2018-04-18
To understand the concept of p value is very important. To teach the the distribution of common statistic( \(\chi^2\) for chisq.test() , t for Student’s t-test , F for F-test) and concept of the p-value, plot.htest() function can be used.
https://cardiomoon.github.io/webr/index.html
You can install this package form the github.

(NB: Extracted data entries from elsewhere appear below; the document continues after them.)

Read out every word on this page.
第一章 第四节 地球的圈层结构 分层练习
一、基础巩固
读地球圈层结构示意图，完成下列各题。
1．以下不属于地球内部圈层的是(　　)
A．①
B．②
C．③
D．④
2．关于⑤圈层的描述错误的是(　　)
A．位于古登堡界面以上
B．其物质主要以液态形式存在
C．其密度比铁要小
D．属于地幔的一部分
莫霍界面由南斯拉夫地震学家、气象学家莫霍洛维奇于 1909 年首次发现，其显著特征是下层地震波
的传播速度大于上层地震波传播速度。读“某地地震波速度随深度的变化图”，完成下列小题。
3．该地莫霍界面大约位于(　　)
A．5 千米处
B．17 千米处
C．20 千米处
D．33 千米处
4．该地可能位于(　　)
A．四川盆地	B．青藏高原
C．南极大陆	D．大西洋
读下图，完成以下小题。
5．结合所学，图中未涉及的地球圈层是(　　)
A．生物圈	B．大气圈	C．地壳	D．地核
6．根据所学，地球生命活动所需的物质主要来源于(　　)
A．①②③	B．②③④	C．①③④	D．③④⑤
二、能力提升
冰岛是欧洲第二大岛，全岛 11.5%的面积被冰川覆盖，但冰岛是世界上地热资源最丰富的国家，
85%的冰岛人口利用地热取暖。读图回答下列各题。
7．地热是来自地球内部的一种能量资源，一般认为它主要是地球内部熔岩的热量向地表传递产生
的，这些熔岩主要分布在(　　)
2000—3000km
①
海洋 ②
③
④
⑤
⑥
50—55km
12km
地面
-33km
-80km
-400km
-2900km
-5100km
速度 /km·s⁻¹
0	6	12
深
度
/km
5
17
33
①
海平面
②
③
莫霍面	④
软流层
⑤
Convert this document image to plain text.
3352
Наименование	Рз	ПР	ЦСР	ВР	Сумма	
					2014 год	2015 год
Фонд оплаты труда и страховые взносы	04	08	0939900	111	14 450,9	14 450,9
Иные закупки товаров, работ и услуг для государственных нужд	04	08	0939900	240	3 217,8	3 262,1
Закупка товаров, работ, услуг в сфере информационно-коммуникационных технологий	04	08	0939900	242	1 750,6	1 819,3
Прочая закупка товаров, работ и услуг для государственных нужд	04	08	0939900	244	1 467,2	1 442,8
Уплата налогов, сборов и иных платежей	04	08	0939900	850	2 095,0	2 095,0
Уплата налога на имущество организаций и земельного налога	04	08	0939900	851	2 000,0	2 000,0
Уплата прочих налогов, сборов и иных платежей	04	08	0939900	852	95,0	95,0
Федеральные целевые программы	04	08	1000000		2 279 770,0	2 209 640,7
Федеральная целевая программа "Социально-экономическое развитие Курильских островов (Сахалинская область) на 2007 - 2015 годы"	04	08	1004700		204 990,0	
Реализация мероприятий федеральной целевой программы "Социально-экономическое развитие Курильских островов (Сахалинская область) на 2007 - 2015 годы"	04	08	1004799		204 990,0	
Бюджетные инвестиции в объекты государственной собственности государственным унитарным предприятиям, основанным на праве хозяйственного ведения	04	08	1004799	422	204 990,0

Currently, package webr
is under construction and consists of only one function - plot.htest().
The plot.htest() function is a S3 method for class “htest”. Currently, this function covers Welch Two Sample t-test, Pearson’s Chi-squared test, Two Sample t-test, One Sample t-test, Paired t-test and F test to compare two variances.
You can show the distribution of chi-squre statistic and p-value.
Pearson's Chi-squared test with Yates' continuity correction
data: table(acs$sex, acs$DM)
X-squared = 3.1296, df = 1, p-value = 0.07688
You can show the distribution of t-statistic and p-value in one sample t-test.
One Sample t-test
data: acs$age
t = 0.77978, df = 856, p-value = 0.4357
alternative hypothesis: true mean is not equal to 63
95 percent confidence interval:
62.52736 64.09574
sample estimates:
mean of x
63.31155
Before performing a t-test, you have to compare two variances.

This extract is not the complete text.